The “It” only has a few rules attached: it can shape shift, it always walks straight towards its victim, and only the victim can actually see it. Combine this with his voyeuristic shots and the constant fear that anything that is simply walking might be our “It” leaves you incredibly tense in a number of scenes. The setting is also incredibly anachronistic, with cars and houses that look plopped down straight out of the 50’s, but smatterings of modern technology dispersed throughout make a real-life time period all but impossible to discern. This was a deliberate choice to make the movie take on the qualities of a dream, where everything is familiar, but different in those odd “dream-logic” ways. That is actually a really handy fact to have going in (which I did not have) because you can kind of drive yourself crazy trying to figure out when the fuck this movie is supposed to be happening, to the point of distraction. This lets us segue nicely into…

The Execution

I was very tense for a lot of this movie, but it didn’t really extend beyond that for a couple of reasons. The first is the aforementioned anachronistic setting. It was cool to think about as an afterthought, but I feel like those that don’t go in forewarned are going to be distracted wondering about the fucking sea shell-makeup compact that is actually an e-reader that one of the side characters keeps using while they watch movies from the 30’s on a CRT TV. Knowing what Mitchell was going for helps, but I feel like the fact that it wasn’t particularly clear (to me and anyone I talked to about the movie) means that it didn’t really work as a device.

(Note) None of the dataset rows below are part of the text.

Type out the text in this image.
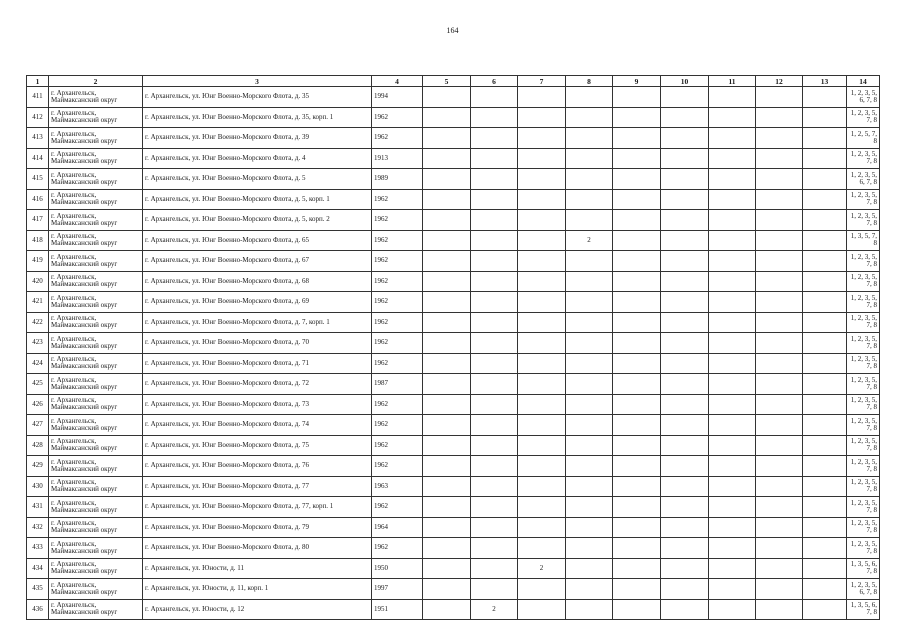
164
1	2	3	4	5	6	7	8	9	10	11	12	13	14
411	г. Архангельск, Маймаксанский округ	г. Архангельск, ул. Юнг Военно-Морского Флота, д. 35	1994										1, 2, 3, 5, 6, 7, 8
412	г. Архангельск, Маймаксанский округ	г. Архангельск, ул. Юнг Военно-Морского Флота, д. 35, корп. 1	1962										1, 2, 3, 5, 7, 8
413	г. Архангельск, Маймаксанский округ	г. Архангельск, ул. Юнг Военно-Морского Флота, д. 39	1962										1, 2, 5, 7, 8
414	г. Архангельск, Маймаксанский округ	г. Архангельск, ул. Юнг Военно-Морского Флота, д. 4	1913										1, 2, 3, 5, 7, 8
415	г. Архангельск, Маймаксанский округ	г. Архангельск, ул. Юнг Военно-Морского Флота, д. 5	1989										1, 2, 3, 5, 6, 7, 8
416	г. Архангельск, Маймаксанский округ	г. Архангельск, ул. Юнг Военно-Морского Флота, д. 5, корп. 1	1962										1, 2, 3, 5, 7, 8
417	г. Архангельск, Маймаксанский округ	г. Архангельск, ул. Юнг Военно-Морского Флота, д. 5, корп. 2	1962										1, 2, 3, 5, 7, 8
418	г. Архангельск, Маймаксанский округ	г. Архангельск, ул. Юнг Военно-Морского Флота, д. 65	1962				2						1, 3, 5, 7, 8
419	г. Архангельск, Маймаксанский округ	г. Архангельск, ул. Юнг Военно-Морского Флота, д. 67	1962										1, 2, 3, 5, 7, 8
420	г. Архангельск, Маймаксанский округ	г. Архангельск, ул. Юнг Военно-Морского Флота, д. 68	1962										1, 2, 3, 5, 7, 8
421	г. Архангельск, Маймаксанский округ	г. Архангельск, ул. Юнг Военно-Морского Флота, д. 69	1962										1, 2, 3, 5, 7, 8
422	г. Архангельск, Маймаксанский округ	г. Архангельск, ул. Юнг Военно-Морского Флота, д. 7, корп. 1	1962										1, 2, 3, 5, 7, 8
423	г. Архангельск, Маймаксанский округ	г. Архангельск, ул. Юнг Военно-Морского Флота, д. 70	1962										1, 2, 3, 5, 7, 8
424	г. Архангельск, Маймаксанский округ	г. Архангельск, ул. Юнг Военно-Морского Флота, д. 71	1962										1, 2, 3, 5, 7, 8
425	г. Архангельск, Маймаксанский округ	г. Архангельск, ул. Юнг Военно-Морского Флота, д. 72	1987										1, 2, 3, 5, 7, 8
426	г. Архангельск, Маймаксанский округ	г. Архангельск, ул. Юнг Военно-Морского Флота, д. 73	1962										1, 2, 3, 5, 7, 8
427	г. Архангельск, Маймаксанский округ	г. Архангельск, ул. Юнг Военно-Морского Флота, д. 74	1962										1, 2, 3, 5, 7, 8
428	г. Архангельск, Маймаксанский округ	г. Архангельск, ул. Юнг Военно-Морского Флота, д. 75	1962										1, 2, 3, 5, 7, 8
429	г. Архангельск, Маймаксанский округ	г. Архангельск, ул. Юнг Военно-Морского Флота, д. 76	1962										1, 2, 3, 5, 7, 8
430	г. Архангельск, Маймаксанский округ	г. Архангельск, ул. Юнг Военно-Морского Флота, д. 77	1963										1, 2, 3, 5, 7, 8
431	г. Архангельск, Маймаксанский округ	г. Архангельск, ул. Юнг Военно-Морского Флота, д. 77, корп. 1	1962										1, 2, 3, 5, 7, 8
432	г. Архангельск, Маймаксанский округ	г. Архангельск, ул. Юнг Военно-Морского Флота, д. 79	1964										1, 2, 3, 5, 7, 8
433	г. Архангельск, Маймаксанский округ	г. Архангельск, ул. Юнг Военно-Морского Флота, д. 80	1962										1, 2, 3, 5, 7, 8
434	г. Архангельск, Маймаксанский округ	г. Архангельск, ул. Юности, д. 11	1950			2							1, 3, 5, 6, 7, 8
435	г. Архангельск, Маймаксанский округ	г. Архангельск, ул. Юности, д. 11, корп. 1	1997										1, 2, 3, 5, 6, 7, 8
436	г. Архангельск, Маймаксанский округ	г. Архангельск, ул. Юности, д. 12	1951		2								1, 3, 5, 6, 7, 8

As for the “It”, it was most terrifying in the shots in public places where your mind frantically raced with Jay’s about what might or might not be following her and what innocuous form it could have taken. Except every single goddamn time the “It” makes a move against her it shows up as some kind of fucking monstrosity. The first time it’s a hollow-eyed, seven foot tall dude in a hospital gown, and it comes for her in that form in her damn bedroom. Never mind that a later character is killed off when it takes the form of his mother to slyly gain entrance to his room and fuck him to death (spoiler alert for a movie that’s over a year old), every time it comes after Jay, it is some shrieking demon child or an ogre man. Eventually, you come to realize that while the tension the movie builds is magnificent, when it bursts, it is such a goddamn by-the-numbers affair that all of your tension dissipates into annoyance.

Also, the climax is really dumb. I won’t spoil it for you, but it’s really dumb.

The Verdict

This movie gets an A+ for concept. It’s original, it’s just vague enough that applying it to yourself is all too easy as you leave the theater and keep looking back at the person walking behind you in the parking lot, yet it’s specific enough that your vague fears get an all-too-concrete skeleton to build on. The scares definitely come after the fact, and lasting scares are the best scares.

Execution? We’re talking C- at best. During the movie, you will be tense, but it will be interrupted time and again as you are either distracted by the setting, or the moments when the “It” actually tries to kill the heroine by jumping out of a closet and yelling “a bloogy woogy woo”.